The second concern is more important. In most of the book, Henao Castro’s “militant intellect” invokes an understanding of the critical theorist for times that are not ripe for revolutionary change, in which the struggle for the “death of the colonist” should be understood in metaphorical and structural terms. But Henao Castro sometimes writes as if this call should be taken literally in times that are ripe for revolutionary change. As he puts it, “only at the right time – that is, under specific historical circumstances – can militating for such death be understood in literal terms” (4). I am unsure if this is Henao Castro’s considered view, but I would suggest that drawing such a sharp distinction between a metaphorical and literal understanding of revolutionary violence is an oversimplified and morally questionable way to conceive of emancipatory struggle.
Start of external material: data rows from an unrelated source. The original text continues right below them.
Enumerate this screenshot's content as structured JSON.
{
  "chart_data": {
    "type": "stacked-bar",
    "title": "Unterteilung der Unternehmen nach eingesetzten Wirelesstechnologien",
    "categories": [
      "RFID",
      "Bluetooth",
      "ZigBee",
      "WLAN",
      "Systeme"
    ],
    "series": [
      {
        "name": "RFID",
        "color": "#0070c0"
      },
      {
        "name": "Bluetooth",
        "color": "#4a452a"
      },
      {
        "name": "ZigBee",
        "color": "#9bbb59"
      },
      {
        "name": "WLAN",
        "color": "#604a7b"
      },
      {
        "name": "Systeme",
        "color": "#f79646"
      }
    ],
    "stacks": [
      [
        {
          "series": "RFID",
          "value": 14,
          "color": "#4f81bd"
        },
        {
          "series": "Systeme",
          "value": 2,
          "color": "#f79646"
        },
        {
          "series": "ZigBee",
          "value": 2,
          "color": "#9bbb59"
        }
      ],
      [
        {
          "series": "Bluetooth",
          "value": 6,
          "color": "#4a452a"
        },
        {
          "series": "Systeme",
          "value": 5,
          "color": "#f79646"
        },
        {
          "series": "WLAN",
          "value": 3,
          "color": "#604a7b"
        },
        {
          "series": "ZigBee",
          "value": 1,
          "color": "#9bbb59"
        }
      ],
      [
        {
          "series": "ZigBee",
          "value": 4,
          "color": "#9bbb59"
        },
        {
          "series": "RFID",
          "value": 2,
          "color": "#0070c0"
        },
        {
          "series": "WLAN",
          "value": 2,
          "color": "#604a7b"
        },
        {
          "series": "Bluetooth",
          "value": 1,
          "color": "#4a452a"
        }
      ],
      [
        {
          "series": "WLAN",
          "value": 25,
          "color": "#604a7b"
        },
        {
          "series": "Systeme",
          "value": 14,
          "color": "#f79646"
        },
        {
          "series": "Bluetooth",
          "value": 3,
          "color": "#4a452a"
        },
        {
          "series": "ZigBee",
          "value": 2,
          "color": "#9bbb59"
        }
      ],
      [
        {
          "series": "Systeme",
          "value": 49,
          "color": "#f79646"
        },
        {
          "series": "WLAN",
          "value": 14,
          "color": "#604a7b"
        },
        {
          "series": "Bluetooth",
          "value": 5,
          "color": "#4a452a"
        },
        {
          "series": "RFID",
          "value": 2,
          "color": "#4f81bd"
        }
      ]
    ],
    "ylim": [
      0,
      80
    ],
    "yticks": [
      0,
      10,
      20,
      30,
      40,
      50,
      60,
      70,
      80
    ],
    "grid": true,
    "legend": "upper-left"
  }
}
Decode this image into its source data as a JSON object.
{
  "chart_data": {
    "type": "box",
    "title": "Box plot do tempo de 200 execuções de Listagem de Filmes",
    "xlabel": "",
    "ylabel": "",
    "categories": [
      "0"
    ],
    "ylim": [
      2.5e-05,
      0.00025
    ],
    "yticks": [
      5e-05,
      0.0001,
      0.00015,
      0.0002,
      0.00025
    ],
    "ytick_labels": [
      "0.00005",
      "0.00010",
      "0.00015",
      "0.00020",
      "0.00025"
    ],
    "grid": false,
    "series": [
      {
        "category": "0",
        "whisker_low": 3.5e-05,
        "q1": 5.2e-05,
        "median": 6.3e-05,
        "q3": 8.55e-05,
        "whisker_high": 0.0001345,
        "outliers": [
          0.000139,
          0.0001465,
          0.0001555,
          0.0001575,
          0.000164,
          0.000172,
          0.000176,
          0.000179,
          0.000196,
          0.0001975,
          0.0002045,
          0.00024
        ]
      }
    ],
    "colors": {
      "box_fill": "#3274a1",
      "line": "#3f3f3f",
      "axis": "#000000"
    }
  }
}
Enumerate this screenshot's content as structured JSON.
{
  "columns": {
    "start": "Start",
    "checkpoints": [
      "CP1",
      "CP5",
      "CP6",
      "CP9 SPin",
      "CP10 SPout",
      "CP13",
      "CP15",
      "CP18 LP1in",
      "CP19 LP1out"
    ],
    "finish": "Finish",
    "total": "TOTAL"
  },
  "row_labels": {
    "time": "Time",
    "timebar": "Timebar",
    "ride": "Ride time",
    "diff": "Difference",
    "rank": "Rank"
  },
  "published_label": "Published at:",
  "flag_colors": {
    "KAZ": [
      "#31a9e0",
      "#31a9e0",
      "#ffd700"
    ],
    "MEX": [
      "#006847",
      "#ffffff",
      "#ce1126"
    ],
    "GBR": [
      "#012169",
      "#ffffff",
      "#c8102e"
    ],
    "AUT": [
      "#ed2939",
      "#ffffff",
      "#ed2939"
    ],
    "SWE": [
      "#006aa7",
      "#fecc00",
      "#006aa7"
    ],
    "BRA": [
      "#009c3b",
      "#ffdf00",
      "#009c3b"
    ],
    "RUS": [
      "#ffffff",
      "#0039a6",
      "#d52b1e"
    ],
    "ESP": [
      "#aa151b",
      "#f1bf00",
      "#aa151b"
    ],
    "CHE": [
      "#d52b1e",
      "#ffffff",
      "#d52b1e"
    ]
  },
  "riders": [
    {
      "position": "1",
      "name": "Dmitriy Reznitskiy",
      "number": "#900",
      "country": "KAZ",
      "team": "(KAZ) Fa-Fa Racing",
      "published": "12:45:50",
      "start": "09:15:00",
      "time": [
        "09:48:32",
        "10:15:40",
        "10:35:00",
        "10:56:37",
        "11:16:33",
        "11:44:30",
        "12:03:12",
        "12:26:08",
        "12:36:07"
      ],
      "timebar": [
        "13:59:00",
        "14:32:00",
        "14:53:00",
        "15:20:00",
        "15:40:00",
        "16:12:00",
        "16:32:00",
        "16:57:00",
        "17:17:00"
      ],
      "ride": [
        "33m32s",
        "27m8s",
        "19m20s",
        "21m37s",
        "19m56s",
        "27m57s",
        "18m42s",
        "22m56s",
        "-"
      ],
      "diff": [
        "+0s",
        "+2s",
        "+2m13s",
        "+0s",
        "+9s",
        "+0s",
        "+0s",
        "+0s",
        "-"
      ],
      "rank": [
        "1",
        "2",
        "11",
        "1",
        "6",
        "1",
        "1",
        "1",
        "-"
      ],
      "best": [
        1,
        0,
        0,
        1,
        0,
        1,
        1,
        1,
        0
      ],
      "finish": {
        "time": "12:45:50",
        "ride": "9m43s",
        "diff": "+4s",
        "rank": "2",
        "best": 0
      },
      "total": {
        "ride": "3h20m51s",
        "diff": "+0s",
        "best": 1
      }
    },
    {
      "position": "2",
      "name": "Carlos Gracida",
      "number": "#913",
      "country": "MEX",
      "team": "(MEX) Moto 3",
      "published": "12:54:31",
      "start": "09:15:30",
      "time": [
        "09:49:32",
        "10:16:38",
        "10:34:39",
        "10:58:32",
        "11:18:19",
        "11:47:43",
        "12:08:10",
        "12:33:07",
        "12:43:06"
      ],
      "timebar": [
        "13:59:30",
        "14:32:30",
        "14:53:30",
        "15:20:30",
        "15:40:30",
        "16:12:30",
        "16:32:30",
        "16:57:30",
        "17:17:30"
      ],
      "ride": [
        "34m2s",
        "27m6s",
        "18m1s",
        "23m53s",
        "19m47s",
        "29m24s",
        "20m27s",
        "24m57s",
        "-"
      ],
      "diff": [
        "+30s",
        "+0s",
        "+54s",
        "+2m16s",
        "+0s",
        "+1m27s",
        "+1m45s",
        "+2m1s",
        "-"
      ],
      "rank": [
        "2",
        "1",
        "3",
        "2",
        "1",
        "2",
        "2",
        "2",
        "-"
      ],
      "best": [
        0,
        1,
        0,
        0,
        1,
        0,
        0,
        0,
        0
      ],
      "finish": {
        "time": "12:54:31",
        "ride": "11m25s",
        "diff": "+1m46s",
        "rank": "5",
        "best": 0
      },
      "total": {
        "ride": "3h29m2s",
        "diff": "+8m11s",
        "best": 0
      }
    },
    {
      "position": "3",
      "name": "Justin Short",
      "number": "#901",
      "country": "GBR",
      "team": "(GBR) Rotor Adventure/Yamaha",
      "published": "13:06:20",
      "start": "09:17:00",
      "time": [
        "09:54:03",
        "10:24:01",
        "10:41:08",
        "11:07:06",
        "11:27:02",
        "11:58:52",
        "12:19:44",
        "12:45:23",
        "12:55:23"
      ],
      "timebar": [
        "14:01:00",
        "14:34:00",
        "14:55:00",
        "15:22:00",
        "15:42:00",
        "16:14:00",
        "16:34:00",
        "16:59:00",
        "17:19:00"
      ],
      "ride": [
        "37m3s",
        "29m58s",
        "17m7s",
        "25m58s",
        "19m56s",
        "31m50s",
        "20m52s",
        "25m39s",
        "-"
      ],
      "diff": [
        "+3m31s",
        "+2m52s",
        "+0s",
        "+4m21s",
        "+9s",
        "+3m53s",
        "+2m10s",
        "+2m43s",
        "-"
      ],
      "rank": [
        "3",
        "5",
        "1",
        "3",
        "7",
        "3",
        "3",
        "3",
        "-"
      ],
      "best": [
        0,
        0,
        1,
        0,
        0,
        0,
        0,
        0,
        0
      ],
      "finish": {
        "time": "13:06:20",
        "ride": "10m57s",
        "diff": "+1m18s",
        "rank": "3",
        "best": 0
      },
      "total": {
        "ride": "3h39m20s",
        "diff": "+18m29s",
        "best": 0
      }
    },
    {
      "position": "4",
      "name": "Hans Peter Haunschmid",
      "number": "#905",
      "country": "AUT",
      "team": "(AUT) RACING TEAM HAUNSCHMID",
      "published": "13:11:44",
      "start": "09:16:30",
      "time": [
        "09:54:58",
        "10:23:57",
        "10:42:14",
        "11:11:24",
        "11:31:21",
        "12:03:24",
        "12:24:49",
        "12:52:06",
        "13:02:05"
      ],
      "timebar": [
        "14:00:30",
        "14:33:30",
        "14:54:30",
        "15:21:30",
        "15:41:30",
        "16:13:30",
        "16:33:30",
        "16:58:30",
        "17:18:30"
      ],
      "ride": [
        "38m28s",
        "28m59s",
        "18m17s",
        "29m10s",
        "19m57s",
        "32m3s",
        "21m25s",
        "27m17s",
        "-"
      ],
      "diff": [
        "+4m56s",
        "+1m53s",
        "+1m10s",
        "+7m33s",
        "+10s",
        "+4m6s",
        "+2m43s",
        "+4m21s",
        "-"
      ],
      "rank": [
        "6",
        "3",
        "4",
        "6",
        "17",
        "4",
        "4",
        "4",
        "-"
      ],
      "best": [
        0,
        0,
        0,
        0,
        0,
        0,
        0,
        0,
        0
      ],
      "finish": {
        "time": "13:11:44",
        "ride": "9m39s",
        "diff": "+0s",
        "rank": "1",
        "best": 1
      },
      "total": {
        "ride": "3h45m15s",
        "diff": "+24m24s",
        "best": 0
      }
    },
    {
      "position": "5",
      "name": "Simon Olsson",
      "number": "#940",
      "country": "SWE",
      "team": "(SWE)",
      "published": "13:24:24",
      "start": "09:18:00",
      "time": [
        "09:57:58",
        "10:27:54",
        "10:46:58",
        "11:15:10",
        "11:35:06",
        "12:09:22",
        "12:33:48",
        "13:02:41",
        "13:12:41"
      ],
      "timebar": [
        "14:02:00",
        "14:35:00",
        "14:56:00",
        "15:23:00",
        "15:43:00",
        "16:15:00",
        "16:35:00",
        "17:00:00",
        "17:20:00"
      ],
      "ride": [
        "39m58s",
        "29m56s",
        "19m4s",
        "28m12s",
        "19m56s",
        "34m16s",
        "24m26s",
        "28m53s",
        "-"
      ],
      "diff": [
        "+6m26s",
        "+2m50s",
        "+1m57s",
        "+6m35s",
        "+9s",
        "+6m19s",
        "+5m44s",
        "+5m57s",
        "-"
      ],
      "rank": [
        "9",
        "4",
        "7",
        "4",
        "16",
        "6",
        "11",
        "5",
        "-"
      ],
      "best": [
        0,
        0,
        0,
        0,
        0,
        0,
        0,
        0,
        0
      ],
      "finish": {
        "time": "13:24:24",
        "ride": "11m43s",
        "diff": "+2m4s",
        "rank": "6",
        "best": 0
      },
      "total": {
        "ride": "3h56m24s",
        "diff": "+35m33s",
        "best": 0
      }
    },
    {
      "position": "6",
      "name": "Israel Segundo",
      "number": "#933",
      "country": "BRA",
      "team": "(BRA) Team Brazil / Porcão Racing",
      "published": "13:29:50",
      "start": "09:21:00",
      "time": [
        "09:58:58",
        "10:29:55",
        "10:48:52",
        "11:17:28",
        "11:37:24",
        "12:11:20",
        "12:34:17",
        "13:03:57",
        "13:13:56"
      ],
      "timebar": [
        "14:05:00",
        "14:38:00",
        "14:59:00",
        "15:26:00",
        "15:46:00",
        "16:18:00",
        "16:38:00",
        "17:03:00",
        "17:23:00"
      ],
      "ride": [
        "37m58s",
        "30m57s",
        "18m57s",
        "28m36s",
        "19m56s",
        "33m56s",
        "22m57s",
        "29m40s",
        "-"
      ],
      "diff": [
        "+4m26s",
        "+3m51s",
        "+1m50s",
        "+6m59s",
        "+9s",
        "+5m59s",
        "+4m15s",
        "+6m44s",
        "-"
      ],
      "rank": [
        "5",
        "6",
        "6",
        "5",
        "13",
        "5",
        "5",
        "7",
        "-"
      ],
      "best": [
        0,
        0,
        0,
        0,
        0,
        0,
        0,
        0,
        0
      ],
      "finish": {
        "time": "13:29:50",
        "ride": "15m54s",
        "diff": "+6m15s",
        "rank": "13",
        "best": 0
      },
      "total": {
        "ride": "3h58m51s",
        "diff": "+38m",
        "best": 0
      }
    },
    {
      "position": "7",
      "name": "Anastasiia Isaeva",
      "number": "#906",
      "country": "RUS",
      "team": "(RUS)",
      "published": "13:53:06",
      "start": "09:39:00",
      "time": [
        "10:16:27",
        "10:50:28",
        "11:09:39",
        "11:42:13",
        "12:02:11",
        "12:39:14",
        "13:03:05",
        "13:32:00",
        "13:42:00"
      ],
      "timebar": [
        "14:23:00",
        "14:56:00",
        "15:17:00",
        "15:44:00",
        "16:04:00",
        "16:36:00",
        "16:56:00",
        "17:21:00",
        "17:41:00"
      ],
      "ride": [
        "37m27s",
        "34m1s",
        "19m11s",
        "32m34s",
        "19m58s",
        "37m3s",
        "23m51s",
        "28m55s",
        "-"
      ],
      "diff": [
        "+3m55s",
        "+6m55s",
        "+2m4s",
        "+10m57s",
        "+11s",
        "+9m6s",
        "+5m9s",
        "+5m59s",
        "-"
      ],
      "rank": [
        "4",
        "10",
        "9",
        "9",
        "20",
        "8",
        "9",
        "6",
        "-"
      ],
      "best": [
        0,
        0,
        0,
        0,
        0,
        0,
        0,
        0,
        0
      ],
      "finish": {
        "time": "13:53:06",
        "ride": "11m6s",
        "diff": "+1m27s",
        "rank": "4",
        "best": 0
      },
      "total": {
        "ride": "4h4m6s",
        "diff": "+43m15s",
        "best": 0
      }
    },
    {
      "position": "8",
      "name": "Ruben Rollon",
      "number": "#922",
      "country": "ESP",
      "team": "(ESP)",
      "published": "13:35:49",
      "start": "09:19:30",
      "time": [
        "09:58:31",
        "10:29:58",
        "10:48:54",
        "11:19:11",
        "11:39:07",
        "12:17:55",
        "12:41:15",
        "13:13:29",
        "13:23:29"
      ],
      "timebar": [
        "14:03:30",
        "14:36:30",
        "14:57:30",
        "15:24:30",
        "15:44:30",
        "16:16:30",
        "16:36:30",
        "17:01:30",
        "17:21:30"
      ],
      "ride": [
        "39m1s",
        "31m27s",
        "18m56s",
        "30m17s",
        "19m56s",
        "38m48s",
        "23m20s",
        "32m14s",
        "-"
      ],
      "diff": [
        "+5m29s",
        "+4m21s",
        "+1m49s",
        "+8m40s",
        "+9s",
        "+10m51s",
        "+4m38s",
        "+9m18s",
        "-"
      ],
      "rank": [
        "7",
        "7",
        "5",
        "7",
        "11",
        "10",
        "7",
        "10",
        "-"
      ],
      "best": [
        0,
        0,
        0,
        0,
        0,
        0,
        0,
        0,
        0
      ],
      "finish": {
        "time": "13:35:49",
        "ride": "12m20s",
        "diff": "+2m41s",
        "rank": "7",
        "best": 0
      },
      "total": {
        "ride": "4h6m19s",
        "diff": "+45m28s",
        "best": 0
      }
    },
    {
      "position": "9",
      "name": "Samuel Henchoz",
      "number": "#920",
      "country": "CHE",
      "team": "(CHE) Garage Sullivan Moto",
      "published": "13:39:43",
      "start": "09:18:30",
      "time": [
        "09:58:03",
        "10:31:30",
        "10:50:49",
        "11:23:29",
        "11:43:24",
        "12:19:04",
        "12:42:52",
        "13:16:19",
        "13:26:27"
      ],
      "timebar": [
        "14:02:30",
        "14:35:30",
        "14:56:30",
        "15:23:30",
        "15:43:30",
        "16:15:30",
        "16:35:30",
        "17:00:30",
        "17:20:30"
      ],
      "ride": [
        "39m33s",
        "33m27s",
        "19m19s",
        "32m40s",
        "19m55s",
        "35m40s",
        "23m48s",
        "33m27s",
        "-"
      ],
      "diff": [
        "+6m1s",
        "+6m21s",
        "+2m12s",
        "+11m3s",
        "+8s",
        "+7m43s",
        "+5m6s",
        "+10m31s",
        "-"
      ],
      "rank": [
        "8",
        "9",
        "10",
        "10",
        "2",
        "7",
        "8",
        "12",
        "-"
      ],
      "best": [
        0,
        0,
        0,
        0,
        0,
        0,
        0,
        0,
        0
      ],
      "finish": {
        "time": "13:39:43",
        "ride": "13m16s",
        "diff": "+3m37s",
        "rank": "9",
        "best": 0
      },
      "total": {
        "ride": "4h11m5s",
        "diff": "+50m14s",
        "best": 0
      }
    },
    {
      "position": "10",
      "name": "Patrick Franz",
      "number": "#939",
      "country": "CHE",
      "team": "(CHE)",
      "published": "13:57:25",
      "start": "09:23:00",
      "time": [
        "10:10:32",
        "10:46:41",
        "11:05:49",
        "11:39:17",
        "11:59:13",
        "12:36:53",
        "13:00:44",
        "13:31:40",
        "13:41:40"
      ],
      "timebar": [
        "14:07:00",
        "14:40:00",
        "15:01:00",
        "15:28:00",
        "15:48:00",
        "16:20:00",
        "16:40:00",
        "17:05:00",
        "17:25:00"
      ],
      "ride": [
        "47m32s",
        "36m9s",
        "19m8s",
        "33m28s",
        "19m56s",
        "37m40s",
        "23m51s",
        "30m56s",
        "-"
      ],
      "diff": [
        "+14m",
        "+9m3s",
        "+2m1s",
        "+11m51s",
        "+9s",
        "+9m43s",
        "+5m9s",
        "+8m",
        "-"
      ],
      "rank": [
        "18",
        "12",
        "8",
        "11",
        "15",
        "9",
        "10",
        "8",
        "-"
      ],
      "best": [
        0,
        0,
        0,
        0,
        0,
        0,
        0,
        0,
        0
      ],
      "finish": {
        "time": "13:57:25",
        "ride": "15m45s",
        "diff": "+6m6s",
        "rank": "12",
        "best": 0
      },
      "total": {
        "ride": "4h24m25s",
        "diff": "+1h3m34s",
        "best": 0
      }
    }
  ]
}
I find Adorno’s practically disengaged position unattractive—as I suspect Henao Castro might also do. However, I want to suggest that Henao Castro’s definition of the militant intellect may in one way be closer in spirit to Adorno than he might be comfortable with. For in defining critical theory, “as it takes place in the academy and elsewhere, as contributing to cultivation of that militancy during the time that is not right”, while simultaneously defining “the right time” as one in which “the intellect can be cultivated in just that revolutionary way”, as “perhaps only in the armed struggle” (4), I worry that Henao Castro leaves much too narrow a conceptual scope for what might, in his view, constitute emancipatory action. To be sure, this revolutionary conception of when “the time is right” leaves plenty of space for the critical theorist to cultivate intellectual militancy. But it may come at the cost of disengaging from practical struggles that, even if not revolutionary, are nonetheless genuinely emancipatory.

Henao Castro’s book offers a welcome meditation on the status of the critical theorist today. It offers important lessons for anyone aspiring to nurture an appropriately intersectional critical attitude towards the multiple forms of domination and injustice in our world, even if it leaves fundamental questions unanswered about what emancipation from those forms of domination might ultimately mean.